時刻は22時、もう夜の10時を回ろうとしていました。
リビングには私と、妻と、二人だけ。妻は家事も終えて、私には背中を向けて座って、自分だけの趣味に没頭し始めていました。私には決してわからない世界。ネコだけが、妻の傍にちょこんと座って佇んでいました。
もともと会話の少ない夫婦です。9時過ぎに戻ってきた私との会話らしい会話といえば、次女が就職の本命の面接だったのに想定外の質問で「崩れて」泣いて電話してきたという顛末と、今夜はちょっと寒いかなと思って薪ストーブの灰取りだけはしたけど結局はそれほど寒くもなかったから薪ストーブ点けなかった、ということくらい。
要は、実務打ち合わせの会話だけ、というのが普通です。次女についての会話も、どう対処したかと結果的に本人として気持ちの整理がついたかどうかの確認だけ。他愛のない会話は何もありません。それはもっぱら私のほうに原因があると思っていて……
私が、自分自身の人生として実現したいことや、こだわりがあって、年中、朝から晩まで頭の中はフル回転、余裕も何もなく、ずっと必死に足掻いているから
夢追い人、といえば聞こえはいいかもしれませんが、妻にとっては、決して良い伴走者ではないと思います。妻の話に「そうだよね」とただ言うことがなかなかできない、話の裏にある「思い」を汲み取ってあげることがなかなかできません。
だから私は、その贖罪ではありませんが、せめて「自分の好きなことを、私に何ら遠慮とかすることなく、やりたいようにやってくれるよう」、妻に対してお願いしているところではあります。
私に背中を向けて趣味に没頭し始めている妻は、ちょっと厚めに服を着込んでいました。私も、今晩は少し肌寒い晩だな、と思いました。窓際の温度計は19.4℃。エアコンはあるけどほとんど使うことのない我が家、今は大丈夫だけど、これから冷えるだろうな……と。
「あなた、しばらく、ここでやってるよね?」
「うん……そうね……」
妻の反応から、これは、かなり夜更かしをするつもりだな……と見立てた私は、薪ストーブを点けることにしました。

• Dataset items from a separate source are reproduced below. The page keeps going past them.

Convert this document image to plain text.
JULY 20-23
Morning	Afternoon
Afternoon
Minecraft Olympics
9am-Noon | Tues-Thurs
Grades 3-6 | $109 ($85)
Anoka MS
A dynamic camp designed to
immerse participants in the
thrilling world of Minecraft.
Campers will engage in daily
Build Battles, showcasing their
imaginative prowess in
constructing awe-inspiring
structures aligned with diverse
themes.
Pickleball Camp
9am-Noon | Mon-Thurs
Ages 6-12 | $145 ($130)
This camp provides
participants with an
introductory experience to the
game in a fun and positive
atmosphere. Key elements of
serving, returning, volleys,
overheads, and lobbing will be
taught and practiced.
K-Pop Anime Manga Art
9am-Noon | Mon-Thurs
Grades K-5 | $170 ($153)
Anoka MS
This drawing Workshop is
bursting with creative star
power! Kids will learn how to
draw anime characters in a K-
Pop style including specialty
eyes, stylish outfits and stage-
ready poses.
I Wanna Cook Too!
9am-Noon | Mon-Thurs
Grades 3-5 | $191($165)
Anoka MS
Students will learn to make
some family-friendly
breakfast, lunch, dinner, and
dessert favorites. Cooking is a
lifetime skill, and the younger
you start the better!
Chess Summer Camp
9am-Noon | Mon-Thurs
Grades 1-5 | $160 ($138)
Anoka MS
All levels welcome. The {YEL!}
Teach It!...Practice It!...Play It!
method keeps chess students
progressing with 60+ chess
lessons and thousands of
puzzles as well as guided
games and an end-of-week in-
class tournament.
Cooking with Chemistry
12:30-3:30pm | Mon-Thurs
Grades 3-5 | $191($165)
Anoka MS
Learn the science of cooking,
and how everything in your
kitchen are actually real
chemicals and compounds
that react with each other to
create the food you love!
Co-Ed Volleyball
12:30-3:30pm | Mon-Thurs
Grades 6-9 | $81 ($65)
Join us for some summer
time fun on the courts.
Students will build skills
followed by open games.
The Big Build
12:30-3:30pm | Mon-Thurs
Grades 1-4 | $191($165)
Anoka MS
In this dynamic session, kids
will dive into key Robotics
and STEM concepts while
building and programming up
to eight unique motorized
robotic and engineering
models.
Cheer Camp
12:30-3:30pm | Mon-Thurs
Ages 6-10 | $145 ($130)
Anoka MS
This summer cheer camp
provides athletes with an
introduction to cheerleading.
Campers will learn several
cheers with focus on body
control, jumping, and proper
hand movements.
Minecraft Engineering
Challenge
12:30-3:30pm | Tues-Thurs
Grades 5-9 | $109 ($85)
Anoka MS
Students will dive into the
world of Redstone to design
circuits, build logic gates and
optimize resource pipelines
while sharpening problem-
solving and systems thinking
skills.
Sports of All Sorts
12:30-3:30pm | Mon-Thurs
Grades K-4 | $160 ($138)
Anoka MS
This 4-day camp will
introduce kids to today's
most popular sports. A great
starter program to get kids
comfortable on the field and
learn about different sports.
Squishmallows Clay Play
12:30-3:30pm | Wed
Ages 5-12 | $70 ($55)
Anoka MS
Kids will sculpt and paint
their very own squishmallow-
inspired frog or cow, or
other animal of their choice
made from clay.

牛乳パックの火種から、適当な小枝に火を移してから、細めの針葉樹を3、4本、それから細割にした広葉樹のよく乾いた薪、密度が低いもの数本に続いて、最後に密度の高いものを数本、順にくべていって……
そうやって薪を見繕いながら、自分がイメージした炎を整えていきます。
空になっている二本のポットが満杯になる程度の量のお湯が沸かせるくらいの、コンパクトだけど、熾火も多少は持続するくらいの炎。
炎がきれいに上がって、お湯が沸き始めた頃、ネコがようやく気が付いて、ストーブの前にやってきました。ついでに載せた「ちぎりパン」も良い具合に焼け始めています。ネコが自分の傍から離れたとき、妻が振り返って言いました。
「やっぱり、ほんのりだけど、あったかいね(笑)」
写真の撮影時刻は22時33分。表面こんがり、サクッと焼けたパンは、今日もヘトヘトになるまで頑張った自分自身へのご褒美に。こんな時間に食べると太るのですが、私は翌日の「つじつま合わせ」も苦手ではないし、やっぱり「炎」があると、ついつい、こういうものがないと寂しいというか、欲しくなってしまうのです。

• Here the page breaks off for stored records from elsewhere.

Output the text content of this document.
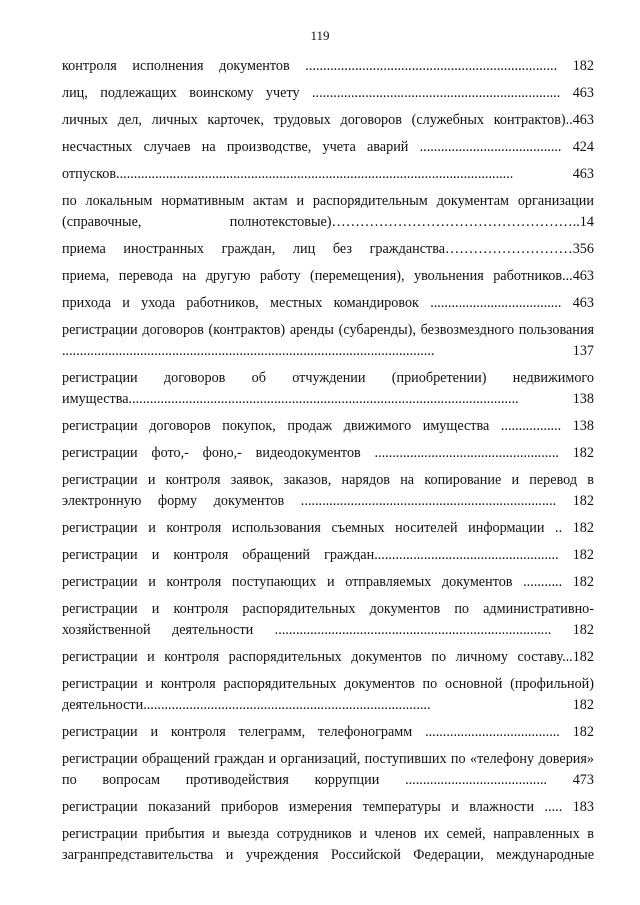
119
контроля исполнения документов ....................................................................... 182
лиц, подлежащих воинскому учету ...................................................................... 463
личных дел, личных карточек, трудовых договоров (служебных контрактов)..463
несчастных случаев на производстве, учета аварий ........................................ 424
отпусков................................................................................................................ 463
по локальным нормативным актам и распорядительным документам организации (справочные, полнотекстовые)……………………………………………..14
приема иностранных граждан, лиц без гражданства………………………356
приема, перевода на другую работу (перемещения), увольнения работников...463
прихода и ухода работников, местных командировок ..................................... 463
регистрации договоров (контрактов) аренды (субаренды), безвозмездного пользования ......................................................................................................... 137
регистрации договоров об отчуждении (приобретении) недвижимого имущества.............................................................................................................. 138
регистрации договоров покупок, продаж движимого имущества ................. 138
регистрации фото,- фоно,- видеодокументов .................................................... 182
регистрации и контроля заявок, заказов, нарядов на копирование и перевод в электронную форму документов ........................................................................ 182
регистрации и контроля использования съемных носителей информации .. 182
регистрации и контроля обращений граждан.................................................... 182
регистрации и контроля поступающих и отправляемых документов ........... 182
регистрации и контроля распорядительных документов по административно-хозяйственной деятельности .............................................................................. 182
регистрации и контроля распорядительных документов по личному составу...182
регистрации и контроля распорядительных документов по основной (профильной) деятельности................................................................................. 182
регистрации и контроля телеграмм, телефонограмм ...................................... 182
регистрации обращений граждан и организаций, поступивших по «телефону доверия» по вопросам противодействия коррупции ........................................ 473
регистрации показаний приборов измерения температуры и влажности ..... 183
регистрации прибытия и выезда сотрудников и членов их семей, направленных в загранпредставительства и учреждения Российской Федерации, международные
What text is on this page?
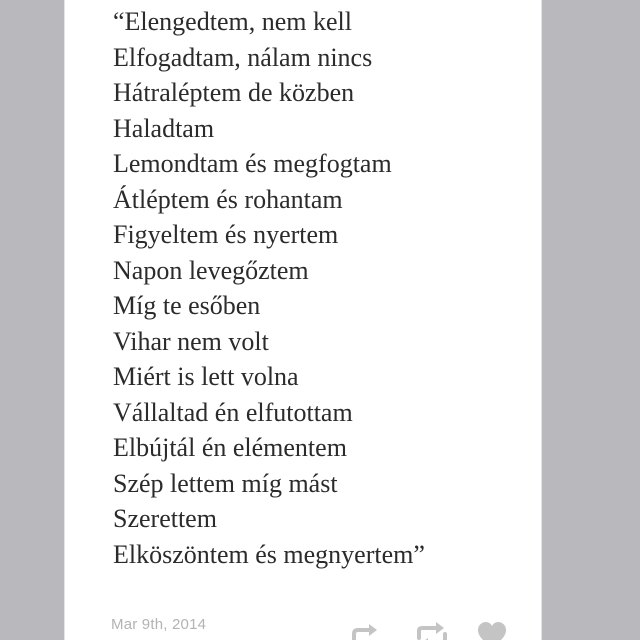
“Elengedtem, nem kell
Elfogadtam, nálam nincs
Hátraléptem de közben
Haladtam
Lemondtam és megfogtam
Átléptem és rohantam
Figyeltem és nyertem
Napon levegőztem
Míg te esőben
Vihar nem volt
Miért is lett volna
Vállaltad én elfutottam
Elbújtál én elémentem
Szép lettem míg mást
Szerettem
Elköszöntem és megnyertem”
Mar 9th, 2014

パンをかじりながら、美しい炎をじっと見つめます。私はもう眠るけど、この炎があれば、夜更けの冷え込みも少しは和らぐかな……と。
かつて、とび職や花柳界など、危険な仕事に就いている人を送り出すのに「切り火」をした思いと、火、炎という形に込める思いは、似ているのかもしれません。
思いを形にする
思いを整える
私は、どうやら、この薪ストーブを、暖房というよりも、あきらかに、そのような「炎」の価値を具現化するための優れた道具として、期待し、使っているようです。
最初はとにかく調理と暖房性能(少ない薪でいかに熱を取り出すか)とメンテやハンドリングのし易さでした。ここは一貫してブレないわけです。一方で、やっぱりガラスがくもって焔が見えないとなんだかとても嫌な気持ちになるんです。無意識の中に、火がただ見たい。そんな自分を発見しました。これからも良き相棒として付き合っていけることが嬉しく思います。
「iGブースター」を弊社で事業化する際の根拠となった性能検証をやっていただいた「もう一人の生みの親(2018年4月24日追記;「名付け親」でもあります)」、薪ストーブに嗜好性があるような「こだわる」方ならおそらく誰もが知る某有名メーカーで、重要な設備導入を手がけるエンジニアとしてヨーロッパなど各地を飛び回る超多忙な日々を過ごされている北海道のユーザーさんから、先日から相次いで掲載された各種レビューに対する感想として、わざわざ寄せていただいた言葉(メール原文ママ)です。
「炎」と向き合う、という長い歴史を通して、生き物としての人は「人間」になった、だから、今でも「炎」という形を必要とするのかもしれませんね、もしかして。
以上、短い(?)おまけでした。それでは、また。